Au coeur du Val

07 Nov Au coeur du Val

Dehors il fait presque froid. C’est sans doute l’hiver, mais rien à voir avec une soirée comme aujourd’hui.

(Attention que les mots ne partent pas trop loin et ne me détournent de l’image qui, à l’instant, me saisit et de l’émotion qui me parle.)

La nuit vient à peine de commencer qu’elle a déjà recouvert les lieux de l’épaisseur chaude et protectrice de l’ébène.
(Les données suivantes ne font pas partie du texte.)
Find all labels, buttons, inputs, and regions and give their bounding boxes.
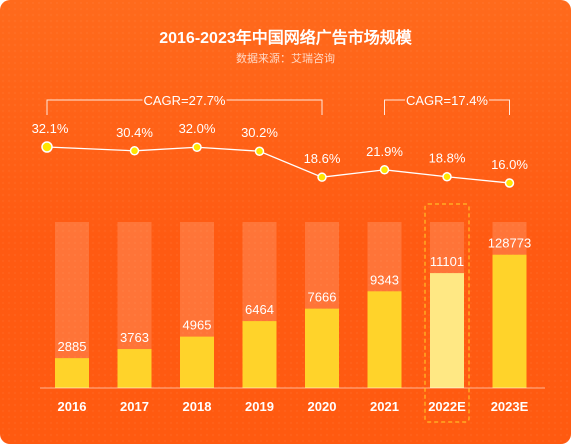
growth-rate-label-2018: 32.0% <box>179 121 216 136</box>
bar-2019 <box>242 321 277 388</box>
growth-rate-point-2021 <box>379 165 390 175</box>
bar-label-2018: 4965 <box>183 318 212 333</box>
highlight-box-2022E <box>424 203 470 423</box>
growth-rate-label-2021: 21.9% <box>366 144 403 159</box>
bar-label-2016: 2885 <box>58 339 87 354</box>
growth-rate-label-2016: 32.1% <box>32 121 69 136</box>
growth-rate-point-2022E <box>442 171 452 182</box>
chart-subtitle: 数据来源：艾瑞咨询 <box>236 53 335 65</box>
growth-rate-label-2017: 30.4% <box>116 125 153 140</box>
bar-label-2019: 6464 <box>245 302 274 317</box>
bar-2017 <box>117 349 152 388</box>
growth-rate-point-2018 <box>192 142 202 152</box>
growth-rate-label-2022E: 18.8% <box>429 151 466 166</box>
growth-rate-point-2016 <box>41 141 53 153</box>
bar-label-2023E: 128773 <box>488 236 531 251</box>
x-tick-label-2019: 2019 <box>245 399 274 414</box>
bar-label-2017: 3763 <box>120 330 149 345</box>
chart-title: 2016-2023年中国网络广告市场规模 <box>159 30 412 47</box>
x-tick-label-2017: 2017 <box>120 399 149 414</box>
bar-label-2021: 9343 <box>370 272 399 287</box>
cagr-bracket-left-1 <box>46 99 143 115</box>
bar-2023E <box>492 254 527 388</box>
x-tick-label-2021: 2021 <box>370 399 399 414</box>
bar-2020 <box>305 308 339 388</box>
growth-rate-label-2019: 30.2% <box>241 125 278 140</box>
x-tick-label-2023E: 2023E <box>491 399 529 414</box>
x-tick-label-2016: 2016 <box>58 399 87 414</box>
cagr-bracket-right-2 <box>489 99 510 115</box>
bar-2022E <box>430 273 464 388</box>
growth-rate-point-2017 <box>129 146 140 156</box>
cagr-annotation-2: CAGR=17.4% <box>406 93 488 108</box>
bar-label-2022E: 11101 <box>430 254 464 269</box>
growth-rate-point-2019 <box>254 146 265 156</box>
x-tick-label-2018: 2018 <box>183 399 212 414</box>
growth-rate-label-2020: 18.6% <box>304 151 341 166</box>
x-tick-label-2020: 2020 <box>308 399 337 414</box>
cagr-bracket-left-2 <box>384 99 405 115</box>
growth-rate-point-2023E <box>504 178 515 188</box>
bar-2021 <box>367 291 402 388</box>
growth-rate-line <box>46 146 510 184</box>
bar-label-2020: 7666 <box>308 290 337 305</box>
cagr-annotation-1: CAGR=27.7% <box>143 93 225 108</box>
cagr-bracket-right-1 <box>226 99 323 115</box>
growth-rate-label-2023E: 16.0% <box>491 157 528 172</box>
x-tick-label-2022E: 2022E <box>428 399 466 414</box>
bar-2018 <box>180 336 214 388</box>
bar-2016 <box>55 358 89 388</box>
growth-rate-point-2020 <box>317 172 327 182</box>
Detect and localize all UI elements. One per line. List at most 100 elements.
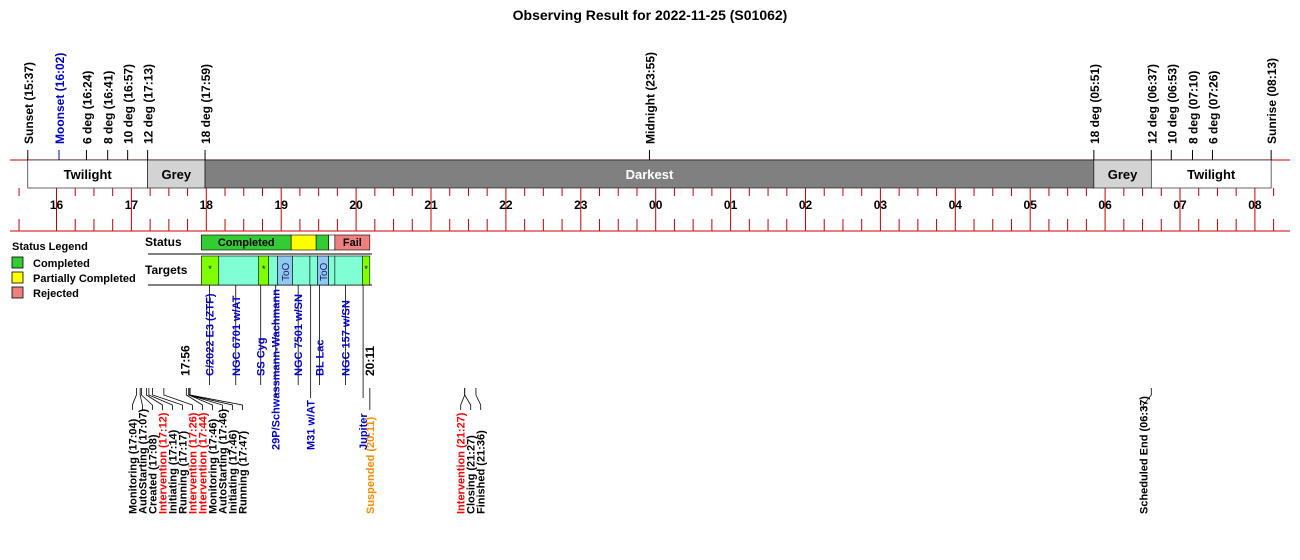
target-cell: [268, 255, 278, 286]
band-label: Twilight: [1187, 167, 1236, 182]
event-label: Sunset (15:37): [22, 62, 36, 144]
target-cell-marker: *: [364, 264, 368, 274]
log-event-leader: [163, 388, 193, 410]
axis-tick-label: 06: [1098, 198, 1112, 212]
log-event-leader: [139, 388, 143, 410]
log-event-label: Created (17:08): [147, 434, 159, 514]
event-label: Midnight (23:55): [643, 52, 657, 144]
window-time-label: 17:56: [178, 345, 192, 376]
band-label: Grey: [1108, 167, 1138, 182]
target-cell-label: ToO: [281, 262, 292, 281]
log-event-leader: [131, 388, 137, 410]
band-label: Grey: [162, 167, 192, 182]
log-event-label: AutoStarting (17:46): [217, 409, 229, 514]
axis-tick-label: 17: [125, 198, 139, 212]
log-event-leader: [188, 388, 233, 410]
window-time-label: 20:11: [363, 346, 377, 376]
target-cell: [309, 255, 318, 286]
log-event-leader: [189, 388, 243, 410]
band-label: Darkest: [626, 167, 674, 182]
event-label: Sunrise (08:13): [1265, 58, 1279, 144]
target-cell: [362, 255, 371, 286]
status-segment-rejected: [334, 234, 371, 251]
axis-tick-label: 04: [949, 198, 963, 212]
legend-swatch-partial: [11, 271, 24, 284]
log-event-label: Intervention (17:12): [157, 412, 169, 514]
band-darkest: [204, 159, 1095, 189]
log-event-label: Intervention (21:27): [456, 412, 468, 514]
axis-tick-label: 23: [574, 198, 588, 212]
log-event-label: Finished (21:36): [476, 430, 488, 514]
event-label: 10 deg (16:57): [122, 64, 136, 144]
log-event-leader: [148, 388, 173, 410]
axis-tick-label: 05: [1024, 198, 1038, 212]
band-white: [1150, 159, 1272, 189]
event-label: 6 deg (07:26): [1206, 71, 1220, 144]
log-event-leader: [1142, 388, 1152, 410]
legend-swatch-rejected: [11, 286, 24, 299]
status-segment-label: Completed: [218, 237, 275, 249]
target-cell-marker: *: [262, 264, 266, 274]
chart-title: Observing Result for 2022-11-25 (S01062): [513, 7, 788, 23]
log-event-leader: [464, 388, 472, 410]
log-event-leader: [185, 388, 203, 410]
target-name-label: BL Lac: [314, 340, 326, 376]
log-event-label: Suspended (20:11): [365, 416, 377, 514]
target-name-label: M31 w/AT: [306, 400, 318, 450]
status-segment-completed: [315, 234, 329, 251]
status-segment-partial: [290, 234, 317, 251]
event-label: 12 deg (06:37): [1145, 64, 1159, 144]
log-event-label: Running (17:47): [237, 431, 249, 514]
target-cell-label: ToO: [319, 262, 330, 281]
axis-tick-label: 21: [424, 198, 438, 212]
band-grey: [1093, 159, 1152, 189]
band-label: Twilight: [64, 167, 113, 182]
axis-tick-label: 20: [349, 198, 363, 212]
log-event-label: Closing (21:27): [466, 435, 478, 514]
target-name-label: NGC 6701 w/AT: [231, 295, 243, 376]
log-event-label: Intervention (17:44): [197, 412, 209, 514]
axis-tick-label: 22: [499, 198, 513, 212]
event-label: 12 deg (17:13): [142, 64, 156, 144]
axis-tick-label: 02: [799, 198, 813, 212]
legend-item-label: Completed: [33, 258, 90, 270]
axis-tick-label: 07: [1173, 198, 1187, 212]
status-segment-label: Fail: [343, 237, 362, 249]
target-name-label: 29P/Schwassmann-Wachmann: [271, 289, 283, 450]
log-event-leader: [140, 388, 153, 410]
legend-item-label: Rejected: [33, 288, 79, 300]
log-event-label: Monitoring (17:04): [127, 418, 139, 514]
legend-item-label: Partially Completed: [33, 273, 136, 285]
log-event-label: Initiating (17:14): [167, 429, 179, 514]
target-name-label: NGC 157 w/SN: [341, 300, 353, 376]
target-cell: [218, 255, 260, 286]
event-label: Moonset (16:02): [53, 53, 67, 144]
log-event-label: Initiating (17:46): [227, 429, 239, 514]
band-white: [27, 159, 148, 189]
status-segment-white: [328, 234, 336, 251]
target-name-label: NGC 7501 w/SN: [293, 294, 305, 376]
target-cell: [292, 255, 311, 286]
axis-tick-label: 00: [649, 198, 663, 212]
legend-title: Status Legend: [12, 241, 88, 253]
event-label: 8 deg (16:41): [102, 71, 116, 144]
log-event-label: Intervention (17:26): [187, 412, 199, 514]
event-label: 8 deg (07:10): [1186, 71, 1200, 144]
target-name-label: Jupiter: [358, 413, 370, 450]
target-name-label: C/2022 E3 (ZTF): [205, 293, 217, 376]
legend-swatch-completed: [11, 256, 24, 269]
status-row-label: Status: [145, 235, 182, 249]
log-event-leader: [475, 388, 482, 410]
log-event-leader: [460, 388, 466, 410]
axis-tick-label: 01: [724, 198, 738, 212]
target-cell-marker: *: [208, 264, 212, 274]
event-label: 18 deg (17:59): [199, 64, 213, 144]
log-event-label: Scheduled End (06:37): [1138, 396, 1150, 514]
targets-row-label: Targets: [145, 263, 188, 277]
axis-tick-label: 03: [874, 198, 888, 212]
event-label: 6 deg (16:24): [80, 71, 94, 144]
target-name-label: SS Cyg: [256, 337, 268, 376]
log-event-label: AutoStarting (17:07): [137, 409, 149, 514]
axis-tick-label: 19: [275, 198, 289, 212]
Au faîte du toit, la cheminée fume, à moins que ce ne soit le chauffage au fioul qui ne dégage ses vapeurs.

La maison est enfoncée au creux de la pente, juste avant la grève. Du large, le courant est venu deux fois dans la journée traverser l’estuaire jusqu’ici. S’il s’est retiré pour la nuit, l’iode et la vase élèvent encore leurs parfums familiers, doux et acres à la fois. Jusqu’au jardin qui s’en s’imprégne comme une éponge, imbibée des senteurs mêlées de la terre, de l’herbe et de la mer.

À cette heure, le ciel est rarement couvert. Les nuages ont été poussés au large, les étoiles scintillent avec certitude, en fixant ce coin de terre dans l’immobilité paisible de cette nuit.

Ils s’adonnent l’un et l’autre à leur passe temps favori. Il faut bien le passer ce temps qui ne cesse de s’étirer dans la vieillesse, la monotonie et l’absence des êtres chers, ceux qui pleurent à leur tour leur absence aujourd’hui.

Lui, il écoute la radio, dans sa chambre à l’étage. Il capte bien la BBC, mais il écoute aussi France Inter ou France Culture, surtout les revues de presse internationales ou les bulletins de météo marine. Elle est sans doute devant la télévision, à s’inquiéter du monde et des valeurs qui s’effritent, ou à regretter sa vie en regardant des films d’amour. C’est parfois la déprime, sauf les dimanche en début de soirée, quand il y a concert sur Arte.

Lorsque le plancher craquera, que les pas se rapprocheront des escaliers avant de descendre, elle comprendra le signal. Elle se lèvera et se rapprochera de la salle à manger de son pas lent, qui commence à traîner bruyamment sur le sol. Déjà, deux assiettes s’encoignent au bout de la grande table. Le dîner est prêt.